[Revised with short tutoring on America's enthralled obsession with the correct usage of ... commas.]
Last week the progressive left (as opposed to my indefinable, nonidealogical tribe of the FDR center-left) became all aquiver with boundless joy because finally a recording of Donald Trump bleating "I lost the election" has been unshrouded. The denuding issues forth somewhere in the pages of the newly released Apprentice in Wonderland, by journalist Ramin Setoodeh.
Trump did indeed say "I lost the election." If one's slightest peripheral vision then failed to catch his following six-word independent clause, "but when they said we lost,” one would have all-uppercase cause for rejoicing, just as the bleater's scribbled bile is emphatically capped.
The misfortunate truth of progressives' roiling whoop-de-do of We got him! We finally got him! is that there's not even a slim reed of confession in "I lost the election, but when they said we lost."
Brace for brief English lesson. In the quoted sentence there dwells an example of grammar's proper use of a comma, an infinitely and understandably dull subject to most readers. A comma's correct usage may be a boring topic, but it carries an important distinction, as just re-demonstrated by the preceding comma. The other, the same: "I lost the election, but when they said we lost" — comma, correct.
"I lost the election but when they said we lost." Incorrect. For here are two independent clauses, meaning stand-alone sentences. A dependent clause means just what it sounds like: It's dependent on the first, hence dismissible. Trump's blather was no such creature; he unmistakably conditioned his first words on progressives' mistaken confession.

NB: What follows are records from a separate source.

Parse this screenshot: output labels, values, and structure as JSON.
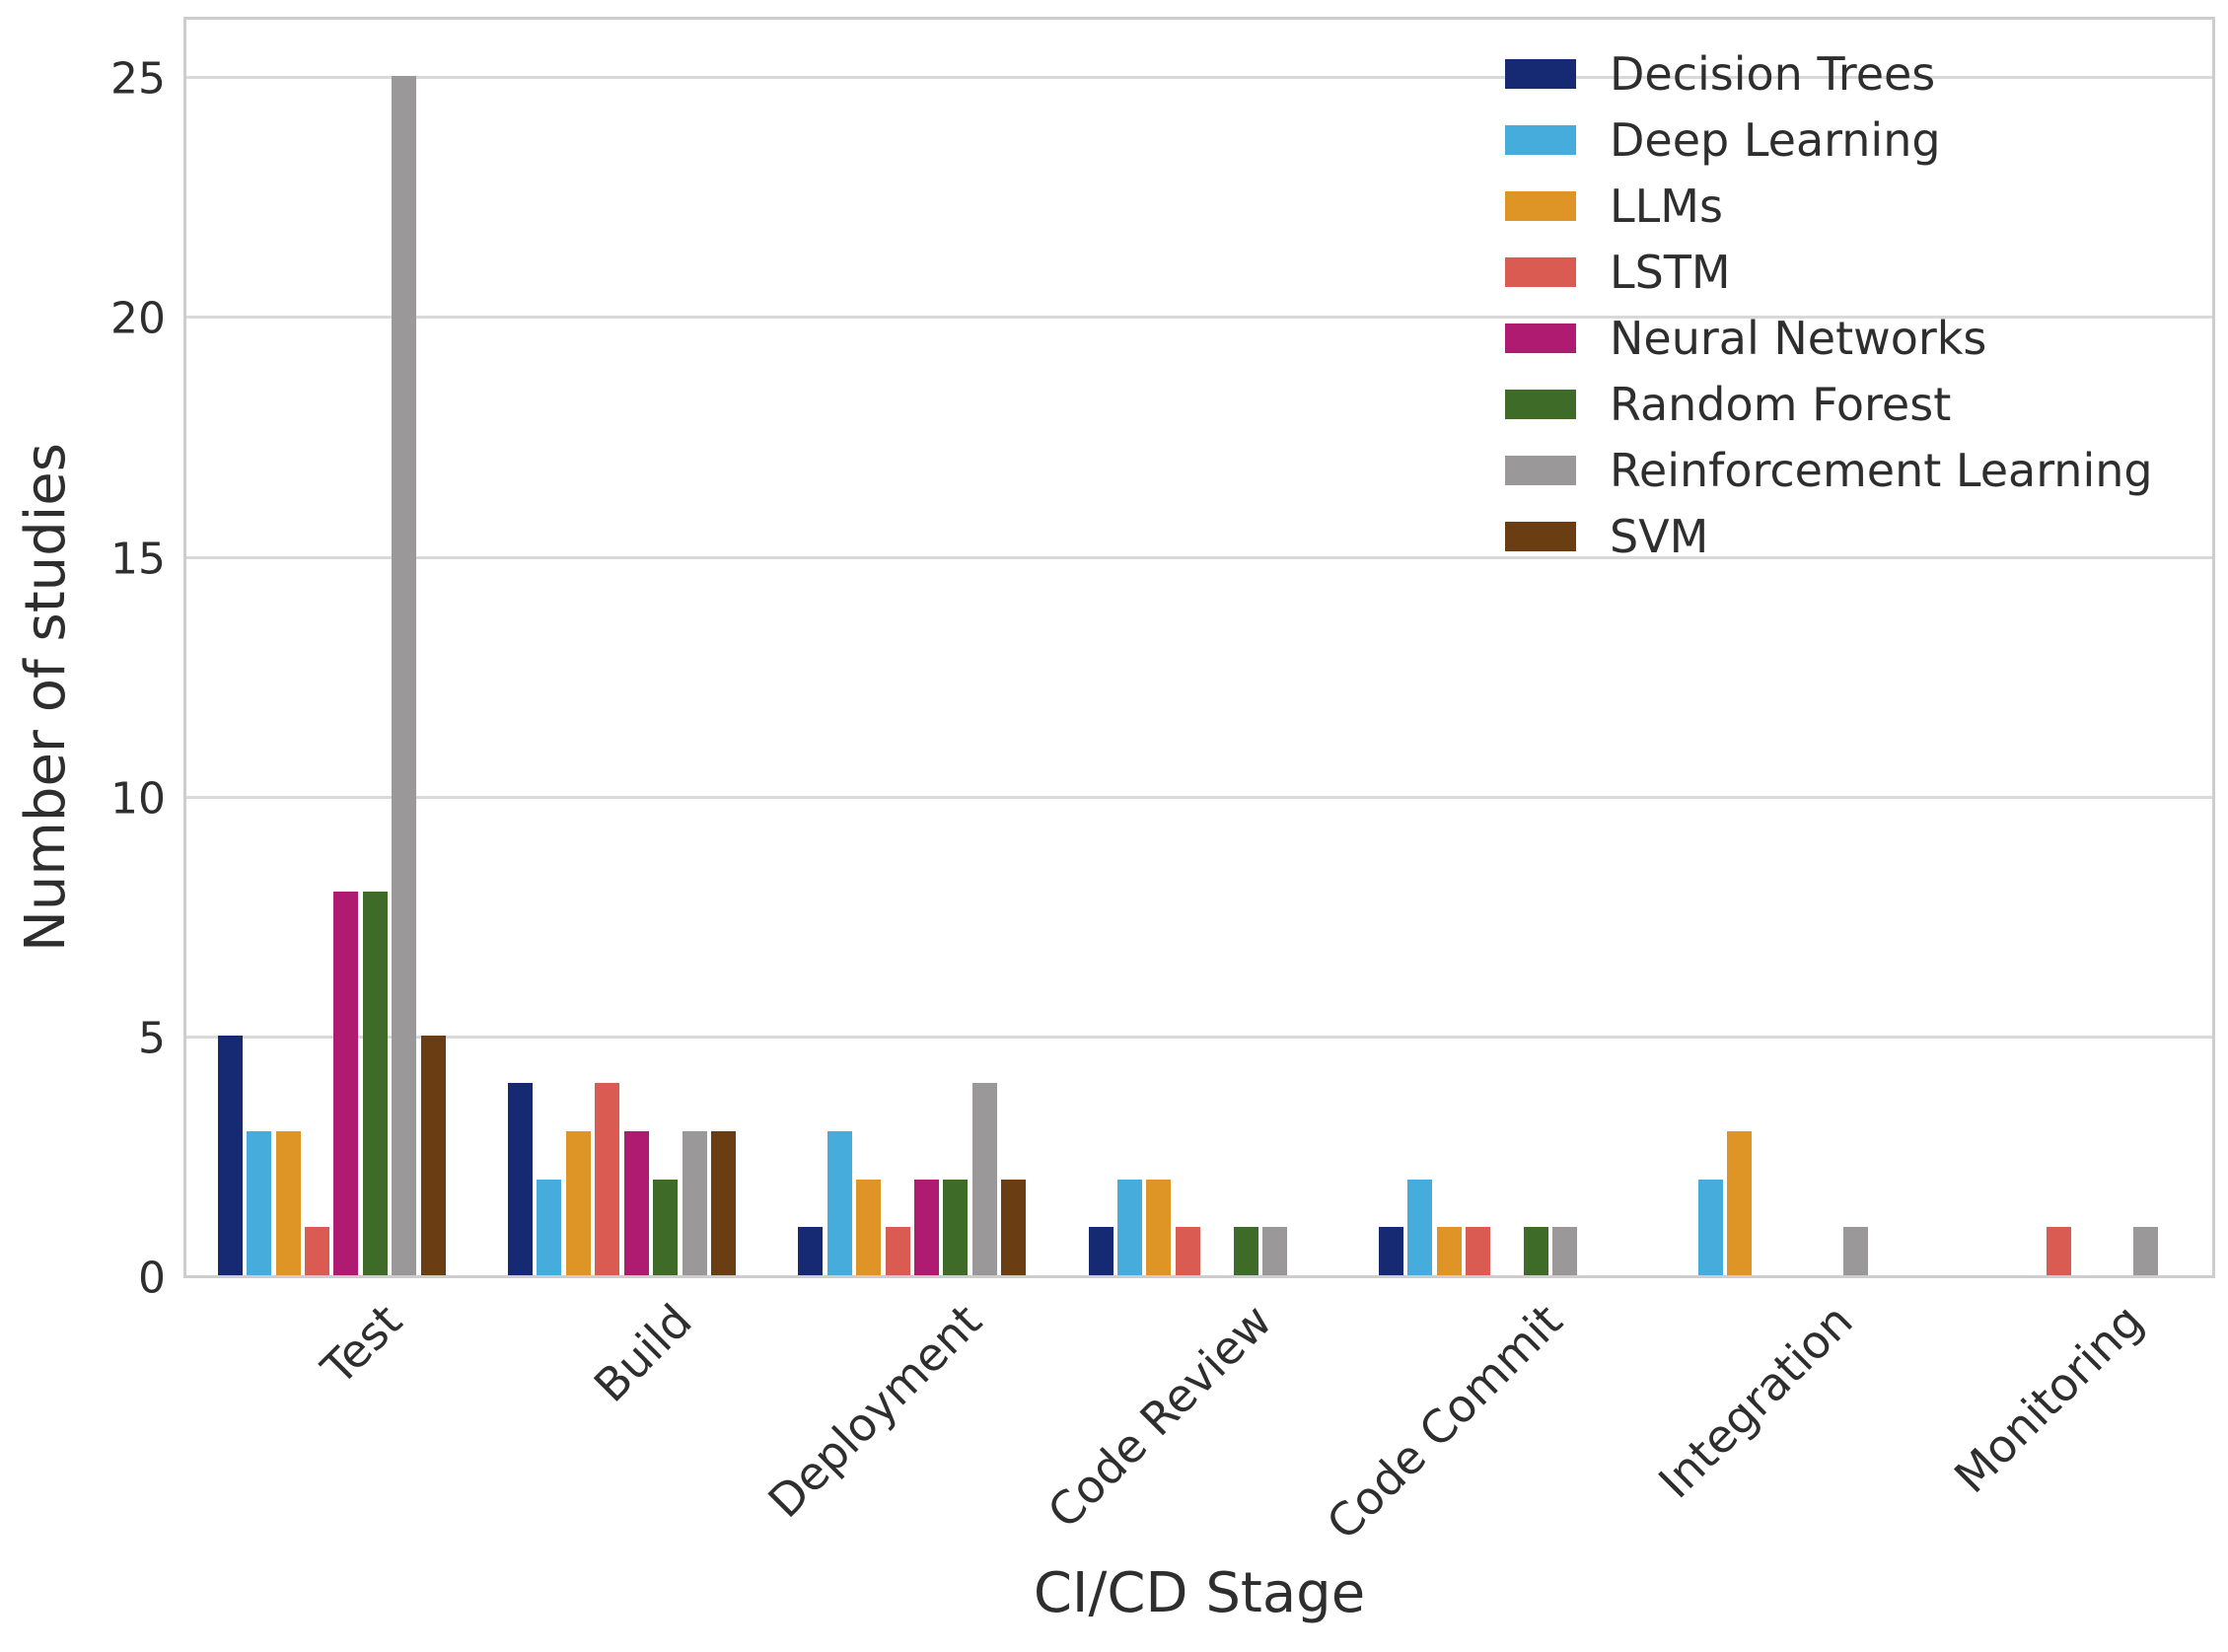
{
  "chart_data": {
    "type": "bar",
    "title": "",
    "xlabel": "CI/CD Stage",
    "ylabel": "Number of studies",
    "categories": [
      "Test",
      "Build",
      "Deployment",
      "Code Review",
      "Code Commit",
      "Integration",
      "Monitoring"
    ],
    "series": [
      {
        "name": "Decision Trees",
        "color": "#162a73",
        "values": [
          5,
          4,
          1,
          1,
          1,
          0,
          0
        ]
      },
      {
        "name": "Deep Learning",
        "color": "#46acdc",
        "values": [
          3,
          2,
          3,
          2,
          2,
          2,
          0
        ]
      },
      {
        "name": "LLMs",
        "color": "#de9526",
        "values": [
          3,
          3,
          2,
          2,
          1,
          3,
          0
        ]
      },
      {
        "name": "LSTM",
        "color": "#d95b52",
        "values": [
          1,
          4,
          1,
          1,
          1,
          0,
          1
        ]
      },
      {
        "name": "Neural Networks",
        "color": "#b01b72",
        "values": [
          8,
          3,
          2,
          0,
          0,
          0,
          0
        ]
      },
      {
        "name": "Random Forest",
        "color": "#3e6b28",
        "values": [
          8,
          2,
          2,
          1,
          1,
          0,
          0
        ]
      },
      {
        "name": "Reinforcement Learning",
        "color": "#9a9899",
        "values": [
          25,
          3,
          4,
          1,
          1,
          1,
          1
        ]
      },
      {
        "name": "SVM",
        "color": "#6b3d12",
        "values": [
          5,
          3,
          2,
          0,
          0,
          0,
          0
        ]
      }
    ],
    "yticks": [
      0,
      5,
      10,
      15,
      20,
      25
    ],
    "ylim": [
      0,
      26.3
    ],
    "grid": "horizontal",
    "legend_position": "upper-right-inside"
  }
}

It could be that Trump genuinely slipped and let loose with the titanic truth that has ping-ponged in his head since 6 November 2020. But that he promptly reversed in the same sentence, and so its beginning was nullified.
What puzzled me are the already existing documented instances of Trump confessing to associates that, yep, he lost. (Like this one.) These aren't recorded moments, however the credibility of friends and White House familiars — people who harbored no political reason to spill the beans — renders the documented as valid as the recorded. This additional confession, if one wishes to so call it, is superfluous at best.
Yet none of my "I object, your Honor" observations — either his salient negation or preexisting utterances of election reality — appeared in progressives' online celebrations. Not that I saw, anyway. Of course I scarcely surveyed them all, so apologies to those who perhaps prudently refrained.
What then puzzled me far beyond my initial state was this tweet sent by Harvard Law's Professor Emeritus Laurence Tribe.
No way I'd debate such a distinguished law professor on what's admissible evidence. What I would dispute is its usefulness. Or rather, in this case I'd prosecute its naked uselessness — Q.E.D., above. A 1L student from the law school widely dubbed the "worst in America" could discredit with ease, I should think, the allegation of a blundering Trump confession.
Prof. Tribe might have wanted only to protect his adversarial attack bona fides in the heaven-sent anti-Trump crusade. Of that I've been a proud equestrian knight (or one's accompanying pauper) lo these many years. But I shall never partake of the seamy out-of-context kind of anti-Obama horseshit like Romney's "You didn't build that."